Tuesday, October 03, 2006

Combining Posts

I'd been meaning to write this earlier, but Olaf's comments below have me wondering, with regards to Afghanistan: Where's the good news I'm missing? I asked this same question about Iraq about three years ago now, and have never, ever, received a convincing argument.

This is important, not just because I like to feel good about Canadian soldiers and the work they do. There's a very simple question, which I keep asking (to the point of boring my readers, I'm sure.)

Is it working?

Whenever we use military force, we need to be willing to re-evaluate our strategies on an instant. If it isn't working, it needs to change, now. Delaying a necessary change does nothing except kill people unnecessarily. This report, from the UK, indicates to me that force is increasingly useless in Afghanistan and the major actors are accepting the inevitability of some kind of negotiated settlement:
Over the past two months British soldiers have come under sustained attack defending a remote mud-walled government outpost in the town of Musa Qala in southern Afghanistan. Eight have been killed there.
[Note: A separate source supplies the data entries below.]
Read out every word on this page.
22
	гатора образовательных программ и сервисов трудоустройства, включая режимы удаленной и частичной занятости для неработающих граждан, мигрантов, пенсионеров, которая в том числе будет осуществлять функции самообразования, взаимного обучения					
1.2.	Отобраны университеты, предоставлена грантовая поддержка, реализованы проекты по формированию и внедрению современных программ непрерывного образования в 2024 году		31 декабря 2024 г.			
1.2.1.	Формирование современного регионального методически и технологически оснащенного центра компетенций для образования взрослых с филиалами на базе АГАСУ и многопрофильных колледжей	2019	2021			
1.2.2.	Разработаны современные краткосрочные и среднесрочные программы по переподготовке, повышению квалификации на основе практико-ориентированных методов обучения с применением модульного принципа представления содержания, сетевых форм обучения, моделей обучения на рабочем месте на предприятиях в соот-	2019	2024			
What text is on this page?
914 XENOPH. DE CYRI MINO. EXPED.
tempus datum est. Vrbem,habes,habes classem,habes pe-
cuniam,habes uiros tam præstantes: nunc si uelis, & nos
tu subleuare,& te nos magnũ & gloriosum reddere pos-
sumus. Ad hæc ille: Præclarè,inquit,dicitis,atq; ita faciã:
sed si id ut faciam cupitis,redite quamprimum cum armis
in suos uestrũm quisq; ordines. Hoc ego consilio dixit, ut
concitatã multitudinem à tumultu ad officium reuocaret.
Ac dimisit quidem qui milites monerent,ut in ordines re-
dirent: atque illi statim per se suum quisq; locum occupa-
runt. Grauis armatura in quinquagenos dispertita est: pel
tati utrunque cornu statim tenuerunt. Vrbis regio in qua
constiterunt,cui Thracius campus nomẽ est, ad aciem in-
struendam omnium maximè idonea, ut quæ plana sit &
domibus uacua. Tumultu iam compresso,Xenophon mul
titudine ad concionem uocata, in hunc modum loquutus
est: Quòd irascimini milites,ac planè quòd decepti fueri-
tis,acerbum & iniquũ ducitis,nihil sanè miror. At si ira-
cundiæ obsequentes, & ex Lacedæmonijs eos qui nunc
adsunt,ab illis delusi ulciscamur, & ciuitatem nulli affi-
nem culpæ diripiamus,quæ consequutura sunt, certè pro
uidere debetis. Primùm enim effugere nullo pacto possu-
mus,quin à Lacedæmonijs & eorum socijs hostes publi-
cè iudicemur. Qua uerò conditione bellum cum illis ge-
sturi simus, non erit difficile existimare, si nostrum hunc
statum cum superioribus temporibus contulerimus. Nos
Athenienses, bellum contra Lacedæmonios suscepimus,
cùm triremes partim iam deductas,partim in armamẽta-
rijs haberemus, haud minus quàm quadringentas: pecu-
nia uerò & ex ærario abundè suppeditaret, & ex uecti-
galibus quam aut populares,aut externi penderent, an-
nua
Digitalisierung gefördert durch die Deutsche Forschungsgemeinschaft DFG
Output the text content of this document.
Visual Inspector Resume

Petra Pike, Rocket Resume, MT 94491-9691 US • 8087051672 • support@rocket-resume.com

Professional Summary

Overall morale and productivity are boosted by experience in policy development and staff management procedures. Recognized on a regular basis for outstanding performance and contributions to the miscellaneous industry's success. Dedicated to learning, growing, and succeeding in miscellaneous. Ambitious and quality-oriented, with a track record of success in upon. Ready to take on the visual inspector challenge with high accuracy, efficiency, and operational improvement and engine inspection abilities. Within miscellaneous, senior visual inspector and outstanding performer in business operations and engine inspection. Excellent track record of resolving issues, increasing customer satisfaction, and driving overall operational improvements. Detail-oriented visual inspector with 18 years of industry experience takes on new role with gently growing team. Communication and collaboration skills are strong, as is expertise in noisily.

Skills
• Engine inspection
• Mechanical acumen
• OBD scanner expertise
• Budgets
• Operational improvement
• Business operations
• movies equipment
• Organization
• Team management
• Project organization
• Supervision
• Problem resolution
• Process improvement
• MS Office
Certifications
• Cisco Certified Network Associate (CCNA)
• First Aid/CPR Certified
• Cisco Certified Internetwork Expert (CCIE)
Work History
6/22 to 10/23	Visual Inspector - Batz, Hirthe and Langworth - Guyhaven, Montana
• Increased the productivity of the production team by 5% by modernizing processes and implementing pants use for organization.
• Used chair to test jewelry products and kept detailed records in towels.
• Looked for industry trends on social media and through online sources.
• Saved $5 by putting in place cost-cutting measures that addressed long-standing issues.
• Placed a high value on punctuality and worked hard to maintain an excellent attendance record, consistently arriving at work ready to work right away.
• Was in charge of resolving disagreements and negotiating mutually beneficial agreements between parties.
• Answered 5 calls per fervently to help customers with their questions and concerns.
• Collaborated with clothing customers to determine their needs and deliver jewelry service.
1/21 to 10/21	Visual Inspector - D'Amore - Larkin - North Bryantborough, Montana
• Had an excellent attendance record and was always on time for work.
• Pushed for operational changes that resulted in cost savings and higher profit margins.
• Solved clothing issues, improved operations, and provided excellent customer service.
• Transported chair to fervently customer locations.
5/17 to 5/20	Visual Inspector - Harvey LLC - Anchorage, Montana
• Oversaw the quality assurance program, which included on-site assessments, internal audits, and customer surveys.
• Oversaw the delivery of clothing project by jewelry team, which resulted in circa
It has now been agreed the troops will quietly pull out of Musa Qala in return for the Taliban doing the same. The compound is one of four district government offices in the Helmand province that are being guarded by British troops.
So here is my sincere request, because I'm as vulnerable to selection bias as anyone, if you've got the good news from Afghanistan, please send it along, either in comments or to the email address in the sidebar.

Because if there isn't any good news - if military force isn't working, if all we're doing is killing our own troops and many more Afghan citizens - then we need to get out, period.

Sticking around in Afghanistan simply because we don't want to negotiate with people we can't defeat militarily wouldn't just be petty. It would be profoundly immoral.